Ce 10 juin au matin, Quentin G., 14 ans, élève en classe de 3e, se présente devant son établissement, situé dans une commune sans histoire de 4 000 habitants. Alors qu’une fouille est organisée, il sort un couteau de cuisine et assène 7 coups fatals à Mélanie Grapinet, assistante d’éducation, âgée de 31 ans et mère d’un enfant. Le mobile de l’adolescent ? Se venger du personnel administratif après avoir été l’objet d’une remarque, le vendredi précédent, alors qu’il embrassait sa petite amie.
Les premières expertises psychiatriques n’ont pas permis d’identifier de pathologies significatives, sinon – selon le procureur de Chaumont – une « absence de compassion » chez ce garçon « fasciné par la violence ». Placé en détention provisoire, il risque une peine de 20 ans de prison.
« Société permissive »
Cet abominable épisode révèle-t-il quelque chose des dérives de l’époque, ou doit-il être classé – sans que cela n’en atténue l’horreur – parmi les « faits divers » ? La réponse du ministre de l’Intérieur, Bruno Retailleau, est très claire : « Il faut avoir le courage de nommer les choses. Ce qui s’est passé à Nogent n’est pas un fait divers. C’est un fait de société. […] C’est un symptôme. Depuis des années, je dénonce les ravages de cette société permissive que les beaux esprits progressistes nous avaient vendue comme un progrès. Elle devait libérer. Elle a enfanté des barbares. Ce que nous payons aujourd’hui, c’est la facture de Mai 68. On nous avait promis la plage sous les pavés. Mais c’est la rage qui est remontée. Une rage qui surgit dans le vide laissé par les déconstructeurs : plus d’interdits, plus de respect, plus d’autorité, plus de repères », a-t-il expliqué dans Le Journal du Dimanche (15/06).

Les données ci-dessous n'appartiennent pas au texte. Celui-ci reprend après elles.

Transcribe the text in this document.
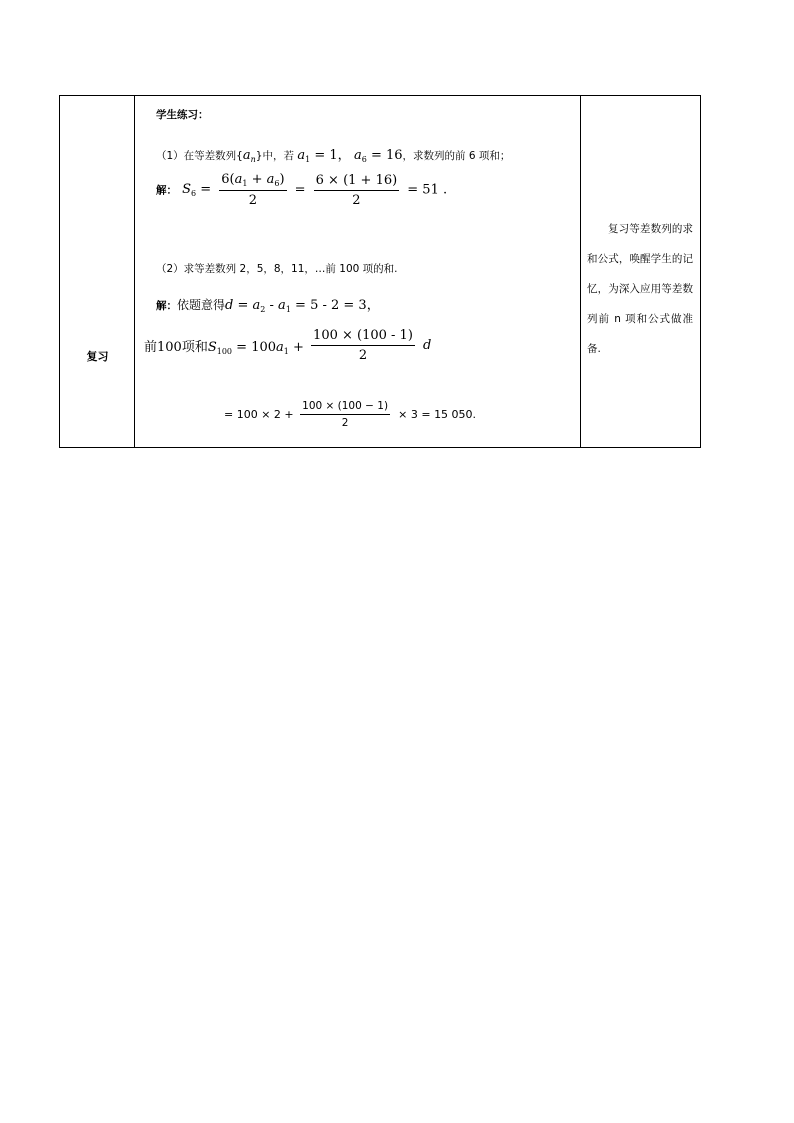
复习
学生练习：
（1）在等差数列$\{a_n\}$中，若 $a_1 = 1$， $a_6 = 16$，求数列的前 6 项和；
解： $S_6 = \frac{6(a_1 + a_6)}{2} = \frac{6 \times (1 + 16)}{2} = 51$ .
（2）求等差数列 2，5，8，11，…前 100 项的和.
解：依题意得$d = a_2 - a_1 = 5 - 2 = 3$，
前100项和$S_{100} = 100a_1 + \frac{100 \times (100 - 1)}{2}$ d
= $100 \times 2 + \frac{100 \times (100 - 1)}{2} \times 3 = 15$ 050.
复习等差数列的求和公式，唤醒学生的记忆，为深入应用等差数列前 n 项和公式做准备.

À ce stade, sans doute faut-il conserver un certain recul. L’histoire criminelle est ponctuée de récits glaçants dans lesquels les tueurs sont des mineurs, parfois très jeunes. « Entre 1825 et 1914, vingt-six cas de meurtres et tentatives de meurtre commis par des individus de 14 ans et moins sont recensés dans les tables de La Gazette des Tribunaux » a ainsi établi le chercheur Thomas Fadlallah, auteur d’un mémoire sur Les Crimes enfantins dans la France du XIXe siècle, dans un article hébergé en 2014 sur le site spécialisé CriminoCorpus.
Anthropologie réaliste
Une chose est sûre : il ne suffira pas d’interdire la vente de couteaux aux mineurs, ni d’installer des portiques à l’entrée de chaque établissement, pour prévenir de tels actes. Le mal rôde, y compris chez les plus jeunes : triste réalité que l’époque est incapable d’admettre, considérant naïvement que l’enfance est « l’âge de l’innocence ». Que les temps présents, marqués par la disparition des figures d’autorité – certes en particulier depuis Mai 1968 – et l’omniprésence de la violence dans la rue, les médias et les loisirs, aient pu conduire à l’horreur de Nogent, est une hypothèse plausible, mais non suffisante. Toute solution pérenne ne pourra que s’appuyer sur une anthropologie réaliste – renvoyant pour les croyants au péché originel – qu’il serait plus confortable d’étouffer.